Russia said on Friday it had made dollar payments on its US-denominated debt as the country faces Western sanctions for its offensive in Ukraine, raising fears of a default.
The finance ministry said in a statement that it had made payments totaling $650 million on two bonds due in 2022 and 2042 “in the currency of issue of the eurobonds: the US dollar.”
In early April, Moscow had tried to settle a dollar debt in rubles, as the US Treasury Department no longer allows repayment of its debt with dollars held in US banks.

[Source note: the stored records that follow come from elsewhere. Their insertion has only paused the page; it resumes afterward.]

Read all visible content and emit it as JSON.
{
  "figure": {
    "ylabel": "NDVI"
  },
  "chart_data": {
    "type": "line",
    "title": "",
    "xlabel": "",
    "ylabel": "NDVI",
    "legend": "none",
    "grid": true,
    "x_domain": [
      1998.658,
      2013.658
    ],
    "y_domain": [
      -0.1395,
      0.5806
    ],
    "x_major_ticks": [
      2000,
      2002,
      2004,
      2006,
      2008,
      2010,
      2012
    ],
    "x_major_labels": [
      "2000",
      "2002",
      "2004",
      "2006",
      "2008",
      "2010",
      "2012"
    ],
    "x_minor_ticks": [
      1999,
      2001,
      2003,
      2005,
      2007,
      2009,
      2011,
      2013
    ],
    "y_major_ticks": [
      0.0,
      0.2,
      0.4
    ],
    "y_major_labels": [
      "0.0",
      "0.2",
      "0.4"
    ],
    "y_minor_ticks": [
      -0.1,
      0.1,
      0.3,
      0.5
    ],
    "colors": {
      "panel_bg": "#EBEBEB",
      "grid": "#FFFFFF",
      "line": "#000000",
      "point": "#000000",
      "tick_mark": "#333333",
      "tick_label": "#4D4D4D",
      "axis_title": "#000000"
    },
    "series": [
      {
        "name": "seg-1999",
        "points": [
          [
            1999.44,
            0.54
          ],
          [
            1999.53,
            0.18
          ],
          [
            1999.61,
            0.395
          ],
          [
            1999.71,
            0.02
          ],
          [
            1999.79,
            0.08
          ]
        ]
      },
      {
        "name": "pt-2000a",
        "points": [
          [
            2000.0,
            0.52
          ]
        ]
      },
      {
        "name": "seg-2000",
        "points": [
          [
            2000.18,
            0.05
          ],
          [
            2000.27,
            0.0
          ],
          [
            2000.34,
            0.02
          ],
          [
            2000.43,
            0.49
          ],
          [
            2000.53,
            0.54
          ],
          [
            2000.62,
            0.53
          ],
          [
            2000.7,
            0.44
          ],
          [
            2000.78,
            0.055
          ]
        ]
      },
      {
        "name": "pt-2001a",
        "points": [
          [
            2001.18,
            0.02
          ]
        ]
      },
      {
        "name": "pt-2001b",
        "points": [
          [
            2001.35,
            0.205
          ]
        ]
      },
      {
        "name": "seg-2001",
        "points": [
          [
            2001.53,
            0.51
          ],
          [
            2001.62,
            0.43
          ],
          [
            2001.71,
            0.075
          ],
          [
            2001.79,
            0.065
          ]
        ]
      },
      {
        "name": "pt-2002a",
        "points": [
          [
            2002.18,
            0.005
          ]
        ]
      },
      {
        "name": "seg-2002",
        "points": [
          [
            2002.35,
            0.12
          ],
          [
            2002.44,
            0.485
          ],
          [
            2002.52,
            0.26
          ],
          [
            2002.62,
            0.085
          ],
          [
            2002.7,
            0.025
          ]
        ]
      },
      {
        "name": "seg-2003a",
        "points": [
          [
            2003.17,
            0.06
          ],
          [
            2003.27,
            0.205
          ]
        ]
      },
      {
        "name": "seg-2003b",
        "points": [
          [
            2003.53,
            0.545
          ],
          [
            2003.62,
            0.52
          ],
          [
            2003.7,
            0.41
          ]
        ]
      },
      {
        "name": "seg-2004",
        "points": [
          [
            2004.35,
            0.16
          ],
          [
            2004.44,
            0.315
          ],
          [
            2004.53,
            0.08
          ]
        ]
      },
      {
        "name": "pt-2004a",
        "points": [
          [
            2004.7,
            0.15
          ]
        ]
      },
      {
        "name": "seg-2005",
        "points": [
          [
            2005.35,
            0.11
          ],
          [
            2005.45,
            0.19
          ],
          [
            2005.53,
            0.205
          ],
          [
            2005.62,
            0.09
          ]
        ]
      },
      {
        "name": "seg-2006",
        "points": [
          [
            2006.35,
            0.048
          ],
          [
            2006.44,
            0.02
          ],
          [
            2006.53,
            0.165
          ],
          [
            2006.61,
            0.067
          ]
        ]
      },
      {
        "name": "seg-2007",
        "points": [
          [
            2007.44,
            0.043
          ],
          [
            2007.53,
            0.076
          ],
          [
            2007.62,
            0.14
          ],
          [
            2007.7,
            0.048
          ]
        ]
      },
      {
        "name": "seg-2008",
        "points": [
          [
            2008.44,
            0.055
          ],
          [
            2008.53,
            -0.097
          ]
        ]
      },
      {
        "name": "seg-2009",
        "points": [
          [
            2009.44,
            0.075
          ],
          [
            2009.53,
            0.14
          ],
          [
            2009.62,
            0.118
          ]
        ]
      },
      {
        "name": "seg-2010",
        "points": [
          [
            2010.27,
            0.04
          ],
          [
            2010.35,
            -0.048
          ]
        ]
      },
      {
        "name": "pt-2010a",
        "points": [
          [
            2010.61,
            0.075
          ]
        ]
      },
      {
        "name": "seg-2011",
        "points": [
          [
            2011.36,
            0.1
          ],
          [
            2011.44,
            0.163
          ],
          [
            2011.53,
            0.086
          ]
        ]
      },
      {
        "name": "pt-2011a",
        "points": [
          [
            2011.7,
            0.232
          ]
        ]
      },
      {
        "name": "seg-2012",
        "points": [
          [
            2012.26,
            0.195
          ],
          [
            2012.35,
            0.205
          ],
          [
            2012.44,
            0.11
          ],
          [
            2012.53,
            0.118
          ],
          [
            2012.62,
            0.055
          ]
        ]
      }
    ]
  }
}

As a result, the financial rating agency S&P Global Ratings lowered Russia’s rating for its foreign currency payments to the “selective default” level. The rating for foreign currency payments was downgraded to “SD” (last notch before “D” for default), while the rating remained at “CC” for ruble payments.
For its part, S&P indicated that it was failing to rate Russia, as well as agencies Fitch and Moody’s.
Russian Central Bank President Elvira Nabioullina assured the press on Friday that “we cannot talk about default”, although she acknowledged that Moscow faces “payment difficulties”.
Russia defaulted on domestic debts in rubles during the 1998 financial crisis, but has not defaulted on its foreign debt since 1918, when Bolshevik leader Vladimir Lenin refused to recognize the debt inherited from the tsarist regime overthrown in the 1917 revolution.